Six New Jersey Women get Industrial Silicone Injections…and big problems.

Here’s a story from CBS News – it belongs in the “You’ve got to be kidding me ” file. These women had buttock injections from a bogus MD in a hotel room. With bathroom-type silicone caulking. In large volumes. This story did not end well.

Astute (no pun intended) readers of this blog should recognize several “red-flags” already…..


Women Hospitalized After Fake Silicone Injections: 6 Individuals Thought They Were Improving Their Curves But Ended Up Getting Tumor-Like Infections Instead

J-Lo and Kim Kardashian have curves women would kill for. This may have been the shapely image six New Jersey women were trying to achieve when they got injections from bogus medical providers to enhance their behinds, but instead ended up in hospitals with severe tumor-like infections.

“The product used was, first of all, not manufactured with the intention to inject into the body,” Dr. Steven Marcus of NJ Poison Control told CBS station WCBS-TV.

Health officials believe bathroom caulk may have been used in the injections. It’s made from silicone and used to seal cracks in tubs and tiles in bathrooms.

Poison control officials said the women were lucky to be alive. “You could inject this into a vein, and then that substance floating in your bloodstream could damage your heart, your brain, you could have a stroke from it,” Marcus said.

The women, five of them from Essex County, apparently got the injections in motel and hotel rooms. The Board of Medical Examiners was investigating to see if they all got it from the same unlicensed provider.

“I was thinking about doing that,” for a more plump buttocks, said Joan Sorbino of Newark, but she’s thankful she didn’t. “Very scary,” she said.

“If you have somebody whose entire buttock is injected with this material, you occasionally will need to do a fairly radical incision as if it were a cancer,” said Dr.
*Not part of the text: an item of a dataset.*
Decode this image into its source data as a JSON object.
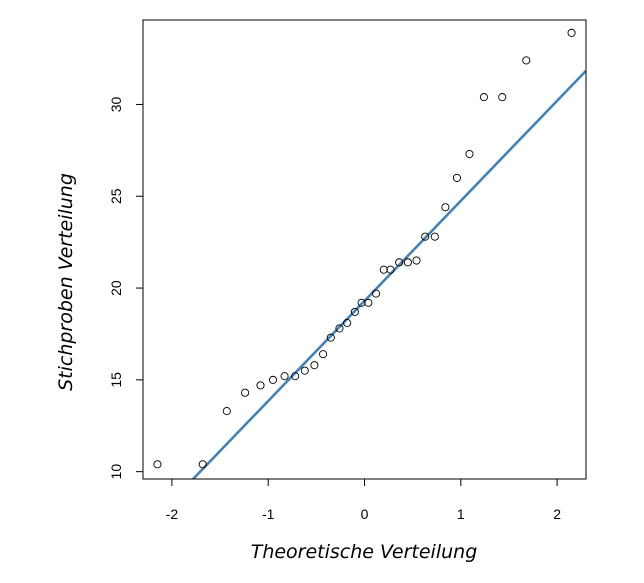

Mark Granick, chief plastic surgeon at University Hospital. “Plastic surgeons don’t inject large volumes of anything in anybody. It’s just not safe. You can have a buttock implant put in. Some doctors will do that, and buttock implants are also well-tested and relatively safe, although they do have a separate set of complications,” Granick said.

With any kind of procedure, you should always check with the American Society of Plastic Surgeons to make sure your surgeon is legitimate.

(Dr. Fiala’s note: In addition, only FDA-approved, medical-grade products should ever be used for any kind of injection. In general, for buttock augmentation procedures, I recommend fat grafting techniques or appropriately designed and approved buttock implants.)